Theirs is perhaps the critical economic debate today. If Stockman proves correct, stock prices will collapse, taking the economy down with the market. If Bernanke and Summers are right, the Fed's policies are nurturing economic growth.
Unfortunately, recent economic reports aren't providing a clear-cut judgment about who is right. For example, the latest employment data provide ammunition to both sides. Upward revisions show strong gains in January and February, but woefully meager growth in March.
And there are signs of bubbles. The issuance of commercial mortgages packaged as bonds and sold to investors is on track to hit $100 billion this year. While well shy of the record of $250 billion bundled and sold in 2007, the 2013 total may be triple that of a year ago. Bankers are also starting to bundle home mortgages to sell to investors again. Meanwhile, federal regulators are expressing concern about the boom in mortgage real estate investment trusts, which are tapping low interest rates and delivering 15% returns to eager investors. These REITs are not backed by actual property such as offices or hotels but by mortgages, whose value can sour quickly if and when interest rates begin to rise.
In both debates — over the role of federal debt and economic growth, and over the likelihood of dangerous asset bubbles developing — the arguments made on both sides appear to have merit.

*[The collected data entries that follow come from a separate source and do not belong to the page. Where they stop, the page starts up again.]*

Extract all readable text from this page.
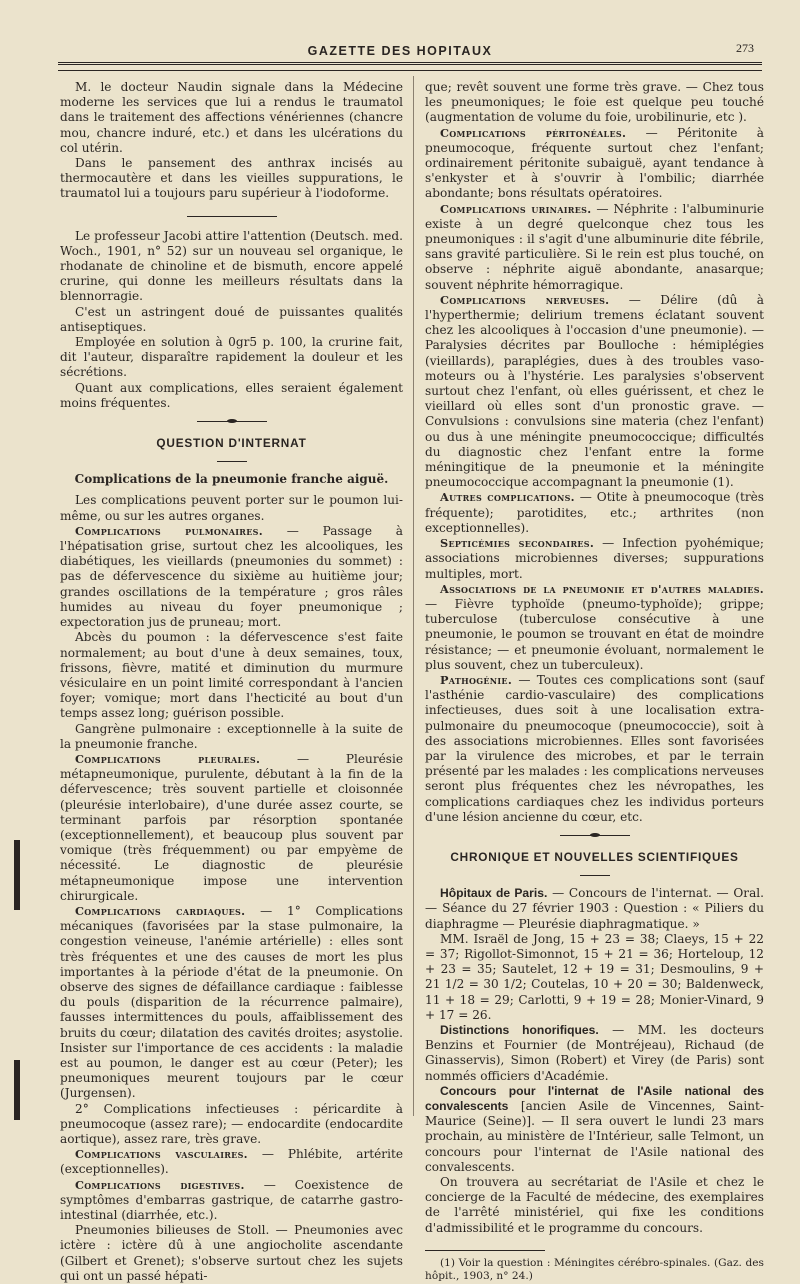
GAZETTE DES HOPITAUX	273

M. le docteur Naudin signale dans la Médecine moderne les services que lui a rendus le traumatol dans le traitement des affections vénériennes (chancre mou, chancre induré, etc.) et dans les ulcérations du col utérin.

Dans le pansement des anthrax incisés au thermocautère et dans les vieilles suppurations, le traumatol lui a toujours paru supérieur à l'iodoforme.

Le professeur Jacobi attire l'attention (Deutsch. med. Woch., 1901, n° 52) sur un nouveau sel organique, le rhodanate de chinoline et de bismuth, encore appelé crurine, qui donne les meilleurs résultats dans la blennorragie.

C'est un astringent doué de puissantes qualités antiseptiques.

Employée en solution à 0gr5 p. 100, la crurine fait, dit l'auteur, disparaître rapidement la douleur et les sécrétions.

Quant aux complications, elles seraient également moins fréquentes.

QUESTION D'INTERNAT
Complications de la pneumonie franche aiguë.

Les complications peuvent porter sur le poumon lui-même, ou sur les autres organes.

Complications pulmonaires. — Passage à l'hépatisation grise, surtout chez les alcooliques, les diabétiques, les vieillards (pneumonies du sommet) : pas de défervescence du sixième au huitième jour; grandes oscillations de la température ; gros râles humides au niveau du foyer pneumonique ; expectoration jus de pruneau; mort.

Abcès du poumon : la défervescence s'est faite normalement; au bout d'une à deux semaines, toux, frissons, fièvre, matité et diminution du murmure vésiculaire en un point limité correspondant à l'ancien foyer; vomique; mort dans l'hecticité au bout d'un temps assez long; guérison possible.

Gangrène pulmonaire : exceptionnelle à la suite de la pneumonie franche.

Complications pleurales. — Pleurésie métapneumonique, purulente, débutant à la fin de la défervescence; très souvent partielle et cloisonnée (pleurésie interlobaire), d'une durée assez courte, se terminant parfois par résorption spontanée (exceptionnellement), et beaucoup plus souvent par vomique (très fréquemment) ou par empyème de nécessité. Le diagnostic de pleurésie métapneumonique impose une intervention chirurgicale.

Complications cardiaques. — 1° Complications mécaniques (favorisées par la stase pulmonaire, la congestion veineuse, l'anémie artérielle) : elles sont très fréquentes et une des causes de mort les plus importantes à la période d'état de la pneumonie. On observe des signes de défaillance cardiaque : faiblesse du pouls (disparition de la récurrence palmaire), fausses intermittences du pouls, affaiblissement des bruits du cœur; dilatation des cavités droites; asystolie. Insister sur l'importance de ces accidents : la maladie est au poumon, le danger est au cœur (Peter); les pneumoniques meurent toujours par le cœur (Jurgensen).

2° Complications infectieuses : péricardite à pneumocoque (assez rare); — endocardite (endocardite aortique), assez rare, très grave.

Complications vasculaires. — Phlébite, artérite (exceptionnelles).

Complications digestives. — Coexistence de symptômes d'embarras gastrique, de catarrhe gastro-intestinal (diarrhée, etc.).

Pneumonies bilieuses de Stoll. — Pneumonies avec ictère : ictère dû à une angiocholite ascendante (Gilbert et Grenet); s'observe surtout chez les sujets qui ont un passé hépati-

que; revêt souvent une forme très grave. — Chez tous les pneumoniques; le foie est quelque peu touché (augmentation de volume du foie, urobilinurie, etc ).

Complications péritonéales. — Péritonite à pneumocoque, fréquente surtout chez l'enfant; ordinairement péritonite subaiguë, ayant tendance à s'enkyster et à s'ouvrir à l'ombilic; diarrhée abondante; bons résultats opératoires.

Complications urinaires. — Néphrite : l'albuminurie existe à un degré quelconque chez tous les pneumoniques : il s'agit d'une albuminurie dite fébrile, sans gravité particulière. Si le rein est plus touché, on observe : néphrite aiguë abondante, anasarque; souvent néphrite hémorragique.

Complications nerveuses. — Délire (dû à l'hyperthermie; delirium tremens éclatant souvent chez les alcooliques à l'occasion d'une pneumonie). — Paralysies décrites par Boulloche : hémiplégies (vieillards), paraplégies, dues à des troubles vaso-moteurs ou à l'hystérie. Les paralysies s'observent surtout chez l'enfant, où elles guérissent, et chez le vieillard où elles sont d'un pronostic grave. — Convulsions : convulsions sine materia (chez l'enfant) ou dus à une méningite pneumococcique; difficultés du diagnostic chez l'enfant entre la forme méningitique de la pneumonie et la méningite pneumococcique accompagnant la pneumonie (1).

Autres complications. — Otite à pneumocoque (très fréquente); parotidites, etc.; arthrites (non exceptionnelles).

Septicémies secondaires. — Infection pyohémique; associations microbiennes diverses; suppurations multiples, mort.

Associations de la pneumonie et d'autres maladies. — Fièvre typhoïde (pneumo-typhoïde); grippe; tuberculose (tuberculose consécutive à une pneumonie, le poumon se trouvant en état de moindre résistance; — et pneumonie évoluant, normalement le plus souvent, chez un tuberculeux).

Pathogénie. — Toutes ces complications sont (sauf l'asthénie cardio-vasculaire) des complications infectieuses, dues soit à une localisation extra-pulmonaire du pneumocoque (pneumococcie), soit à des associations microbiennes. Elles sont favorisées par la virulence des microbes, et par le terrain présenté par les malades : les complications nerveuses seront plus fréquentes chez les névropathes, les complications cardiaques chez les individus porteurs d'une lésion ancienne du cœur, etc.

CHRONIQUE ET NOUVELLES SCIENTIFIQUES

Hôpitaux de Paris. — Concours de l'internat. — Oral. — Séance du 27 février 1903 : Question : « Piliers du diaphragme — Pleurésie diaphragmatique. »

MM. Israël de Jong, 15 + 23 = 38; Claeys, 15 + 22 = 37; Rigollot-Simonnot, 15 + 21 = 36; Horteloup, 12 + 23 = 35; Sautelet, 12 + 19 = 31; Desmoulins, 9 + 21 1/2 = 30 1/2; Coutelas, 10 + 20 = 30; Baldenweck, 11 + 18 = 29; Carlotti, 9 + 19 = 28; Monier-Vinard, 9 + 17 = 26.

Distinctions honorifiques. — MM. les docteurs Benzins et Fournier (de Montréjeau), Richaud (de Ginasservis), Simon (Robert) et Virey (de Paris) sont nommés officiers d'Académie.

Concours pour l'internat de l'Asile national des convalescents [ancien Asile de Vincennes, Saint-Maurice (Seine)]. — Il sera ouvert le lundi 23 mars prochain, au ministère de l'Intérieur, salle Telmont, un concours pour l'internat de l'Asile national des convalescents.

On trouvera au secrétariat de l'Asile et chez le concierge de la Faculté de médecine, des exemplaires de l'arrêté ministériel, qui fixe les conditions d'admissibilité et le programme du concours.

(1) Voir la question : Méningites cérébro-spinales. (Gaz. des hôpit., 1903, n° 24.)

They are well articulated by people with substantial experience and expertise. But economics being at least as much art as it is science, there's simply no way to know which side is right — or even if either is right. Only time will provide the answer. Sometime in 2014, it may become obvious. In the meantime, those who prefer their economics to be practical, to provide clear-cut guidelines, will remain frustrated.